Formal training continues to take up too much of organizational resources. Formal, event-based training (courses, workshops, seminars, MOOCs) has a place in corporate learning but only a small place and only for employee learning that can’t be achieved in other, more timely, less costly, and more effective ways. This is because formal training (referred to as "push" learning), regardless of how well it is delivered to employees, is limited in its impact:
- Learning is not retained. Although forgetting varies widely depending on the content, training design, and workplace environment, some research shows that students forget 70% of what they are taught within 24 hours and they forget 90% after a week.
- Learning is not applied.
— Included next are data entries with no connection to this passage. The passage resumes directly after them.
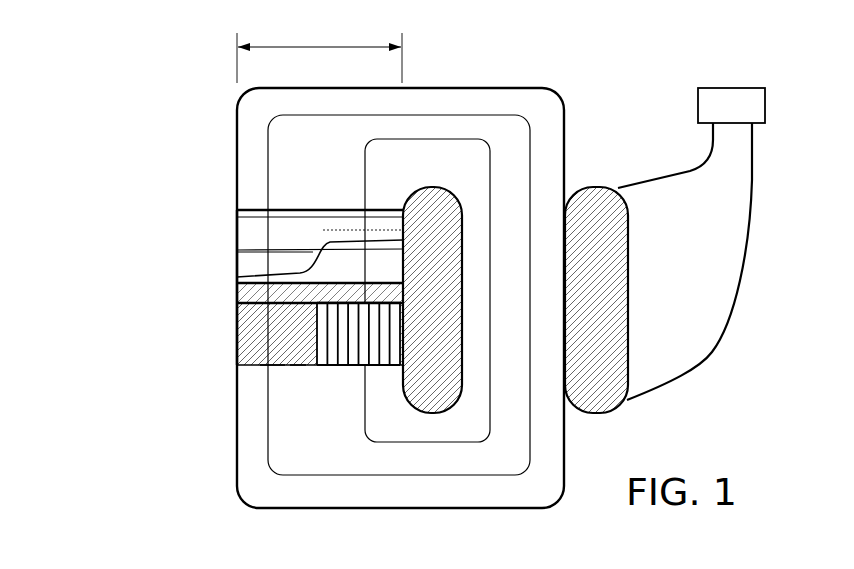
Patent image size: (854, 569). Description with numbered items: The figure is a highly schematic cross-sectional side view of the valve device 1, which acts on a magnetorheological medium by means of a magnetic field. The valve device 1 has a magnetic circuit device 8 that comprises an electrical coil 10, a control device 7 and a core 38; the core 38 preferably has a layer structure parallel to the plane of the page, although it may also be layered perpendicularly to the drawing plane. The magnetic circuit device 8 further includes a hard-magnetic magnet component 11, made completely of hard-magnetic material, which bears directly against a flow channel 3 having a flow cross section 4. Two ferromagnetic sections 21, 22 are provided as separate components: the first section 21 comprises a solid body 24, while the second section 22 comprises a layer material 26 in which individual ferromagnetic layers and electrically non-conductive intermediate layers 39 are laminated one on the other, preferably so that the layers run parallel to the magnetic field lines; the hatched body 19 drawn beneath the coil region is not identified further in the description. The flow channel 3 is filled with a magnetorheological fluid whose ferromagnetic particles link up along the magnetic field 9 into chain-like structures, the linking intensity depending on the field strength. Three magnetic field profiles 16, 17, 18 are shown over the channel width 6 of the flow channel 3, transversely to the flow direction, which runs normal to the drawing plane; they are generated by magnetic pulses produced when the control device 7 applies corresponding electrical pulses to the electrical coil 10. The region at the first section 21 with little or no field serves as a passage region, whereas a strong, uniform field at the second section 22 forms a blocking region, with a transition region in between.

The valve device 1 is at (143, 46).
The flow channel 3 is at (237, 219).
The flow cross section 4 is at (250, 207).
The channel width 6 is at (319, 56).
The control device 7 is at (750, 87).
The magnetic circuit device 8 is at (574, 104).
The magnetic field 9 is at (268, 154).
The electrical coil 10 is at (628, 232).
The hard-magnetic magnet component 11 is at (237, 289).
The first magnetic field profile 16 is at (278, 272).
The second magnetic field profile 17 is at (308, 248).
The third magnetic field profile 18 is at (378, 230).
The core body 19 is at (237, 325).
The first section 21 is at (298, 366).
The second section 22 is at (355, 366).
The solid body 24 is at (270, 366).
The layer material 26 is at (335, 366).
The core 38 is at (491, 97).
The electrically non-conductive intermediate layers 39 is at (405, 313).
Research shows that only between 10% and 50% of training participants,
depending on non-training factors, apply what they have learned to their work.
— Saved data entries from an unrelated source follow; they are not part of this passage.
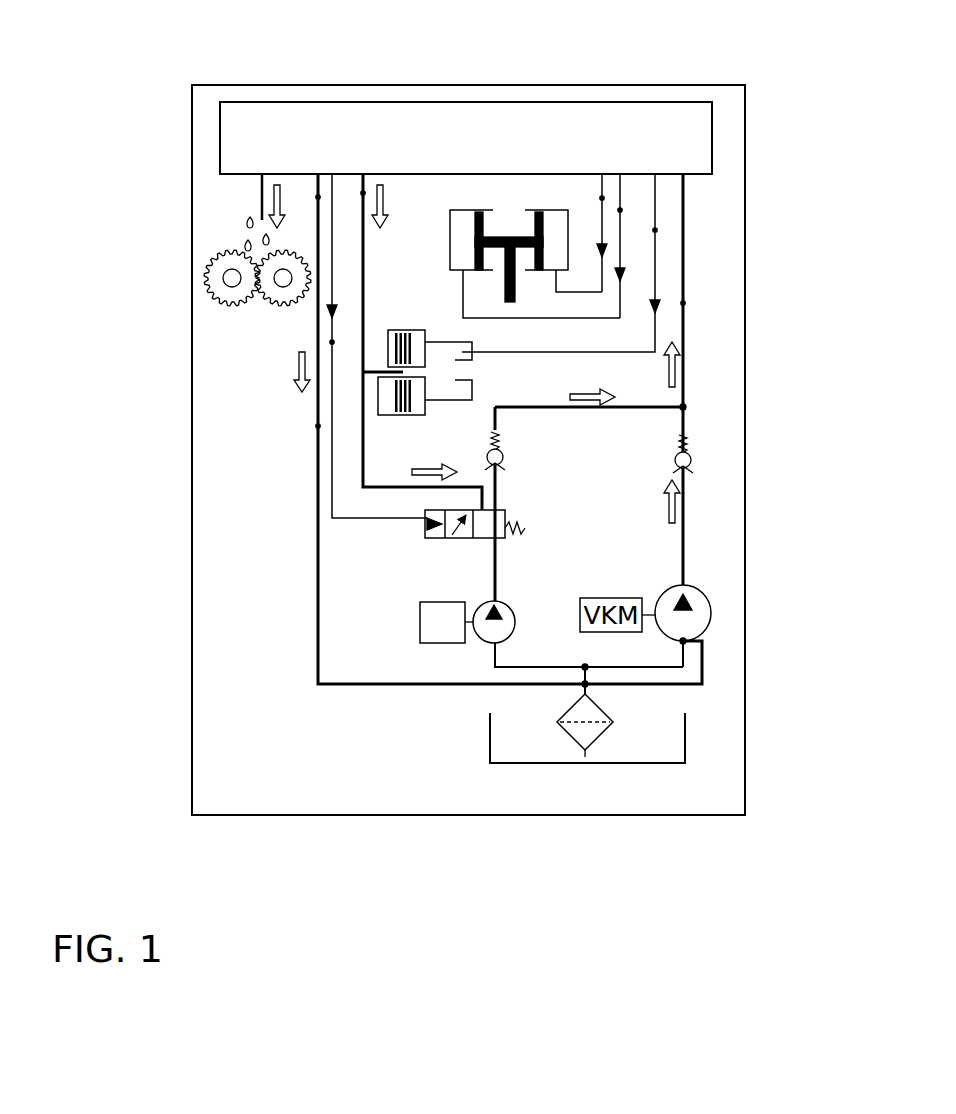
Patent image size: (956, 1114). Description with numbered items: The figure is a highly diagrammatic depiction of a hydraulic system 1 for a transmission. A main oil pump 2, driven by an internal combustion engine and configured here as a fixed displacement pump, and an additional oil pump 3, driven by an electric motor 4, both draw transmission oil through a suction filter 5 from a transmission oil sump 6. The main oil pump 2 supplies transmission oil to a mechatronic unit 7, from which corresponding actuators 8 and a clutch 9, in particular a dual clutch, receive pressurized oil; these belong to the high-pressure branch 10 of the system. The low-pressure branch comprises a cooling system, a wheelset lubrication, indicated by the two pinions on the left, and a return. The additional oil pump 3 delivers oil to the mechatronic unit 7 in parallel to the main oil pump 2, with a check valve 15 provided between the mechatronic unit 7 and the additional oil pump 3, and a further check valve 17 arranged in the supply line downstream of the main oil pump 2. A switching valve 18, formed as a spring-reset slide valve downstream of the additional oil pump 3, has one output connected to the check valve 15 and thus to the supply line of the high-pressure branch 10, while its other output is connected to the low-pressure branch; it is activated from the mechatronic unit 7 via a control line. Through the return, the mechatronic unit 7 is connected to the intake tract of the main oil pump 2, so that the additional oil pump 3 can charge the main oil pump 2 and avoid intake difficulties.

The hydraulic system 1 is at (233, 739).
The main oil pump 2 is at (710, 613).
The additional oil pump 3 is at (482, 636).
The electric motor 4 is at (421, 625).
The suction filter 5 is at (572, 735).
The transmission oil sump 6 is at (635, 763).
The mechatronic unit 7 is at (567, 120).
The actuators 8 is at (450, 197).
The clutch 9 is at (390, 430).
The high-pressure branch 10 is at (602, 198).
The check valve 15 is at (503, 460).
The check valve 17 is at (690, 458).
The switching valve 18 is at (443, 535).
- Learning is not experienced by those who need it most. Employees who need performance improvement the most often are not the ones who receive training. Because they are not given the opportunity or not encouraged by their managers or the training is not delivered in a way that makes it accessible, many employees are never exposed to what they need.
- Training does not promote creativity and innovation. This is a way of thinking that is antithetical to formal training which depends on a predetermined set of objectives and curriculum. Creativity and innovation comes from the unanticipated and the unexpected; the willingness to veer from the old way of doing things and experiment with ideas that have never been applied before.
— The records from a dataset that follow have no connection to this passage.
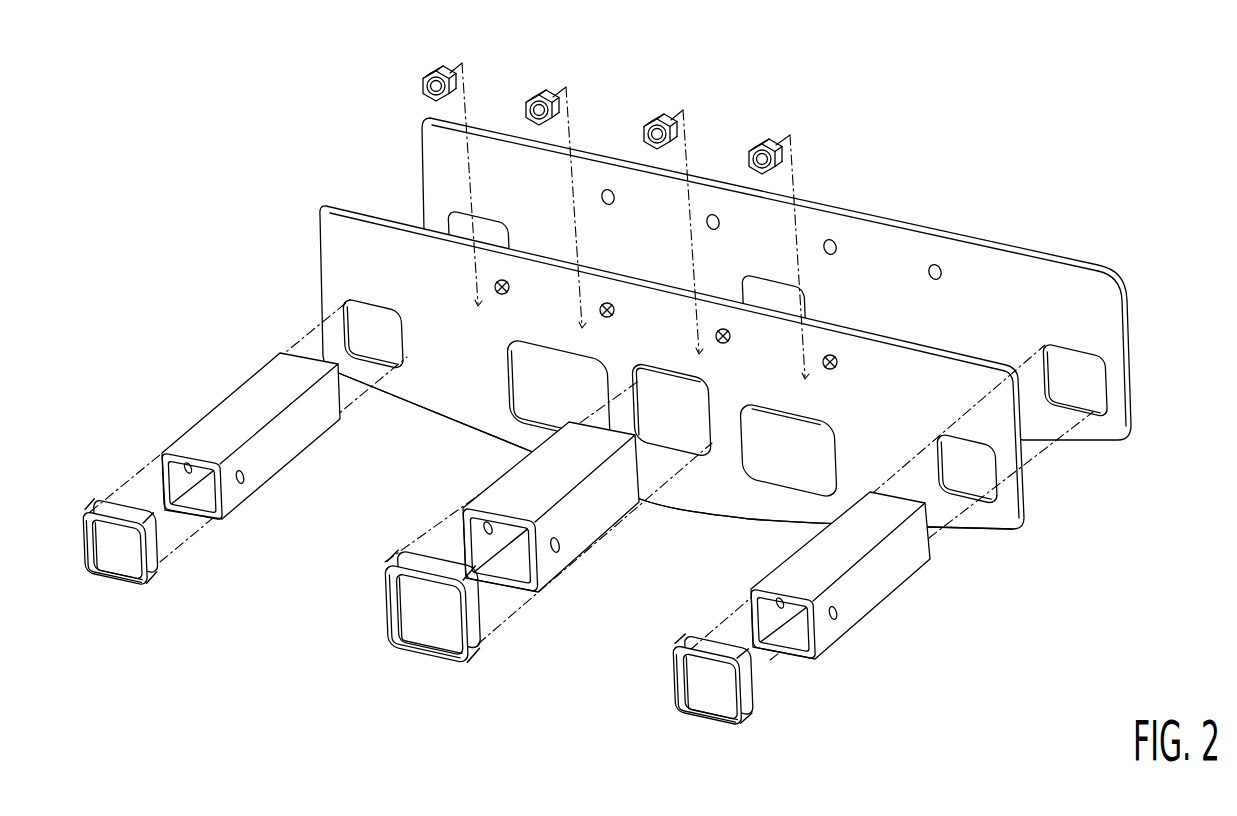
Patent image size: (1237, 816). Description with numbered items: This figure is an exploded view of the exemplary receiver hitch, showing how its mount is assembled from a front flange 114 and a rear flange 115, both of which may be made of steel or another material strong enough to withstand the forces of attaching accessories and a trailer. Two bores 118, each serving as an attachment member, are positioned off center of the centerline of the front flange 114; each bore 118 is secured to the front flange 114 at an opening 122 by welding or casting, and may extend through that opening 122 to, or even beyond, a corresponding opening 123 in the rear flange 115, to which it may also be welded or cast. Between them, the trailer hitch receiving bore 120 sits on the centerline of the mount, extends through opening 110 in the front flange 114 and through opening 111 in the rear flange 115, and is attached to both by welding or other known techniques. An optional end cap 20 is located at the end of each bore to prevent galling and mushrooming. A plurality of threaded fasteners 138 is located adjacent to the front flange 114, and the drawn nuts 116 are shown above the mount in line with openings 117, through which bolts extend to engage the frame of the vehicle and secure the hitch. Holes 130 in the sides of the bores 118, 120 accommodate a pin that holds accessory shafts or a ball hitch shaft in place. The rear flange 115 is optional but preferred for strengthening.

The end cap 20 is at (158, 578).
The opening 110 is at (717, 440).
The opening 111 is at (815, 307).
The front flange 114 is at (1027, 508).
The rear flange 115 is at (1088, 262).
The nut 116 is at (422, 85).
The opening 117 is at (509, 290).
The bore 118 is at (233, 517).
The trailer hitch receiving bore 120 is at (553, 585).
The opening 122 is at (370, 296).
The opening 123 is at (458, 214).
The holes 130 is at (185, 470).
The threaded fasteners 138 is at (608, 190).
- Training does not have the flexibility needed by a growing contingent workforce. Many companies rely on a constant flow of contract and temporary workers who need to be brought onboard quickly, adapt to a continuously changing environment, and can’t wait for a training program.
- Training does not work for rare events. For example, employees need to be able to respond to workplace, life-threatening accidents that can’t be anticipated and might never occur. When these accidents do occur, employees aren't ready because the relevant training was weeks or months or years earlier.
More than formal training programs, we need learning that is targeted, relevant, and can be applied immediately. We need to create an organizational culture in which learning is on-going and happens in the course of work, where workers "pull" the learning they need when they need it. Most learning happens on-the-job anyway. The challenge is to make sure workers are receiving correct and useful information and if it’s learning through trial-and-error, that employees are receiving feedback that helps them learn. With the technology that is available today, there is no reason why we can’t get just the right information to individual employees when, where, and how they need it.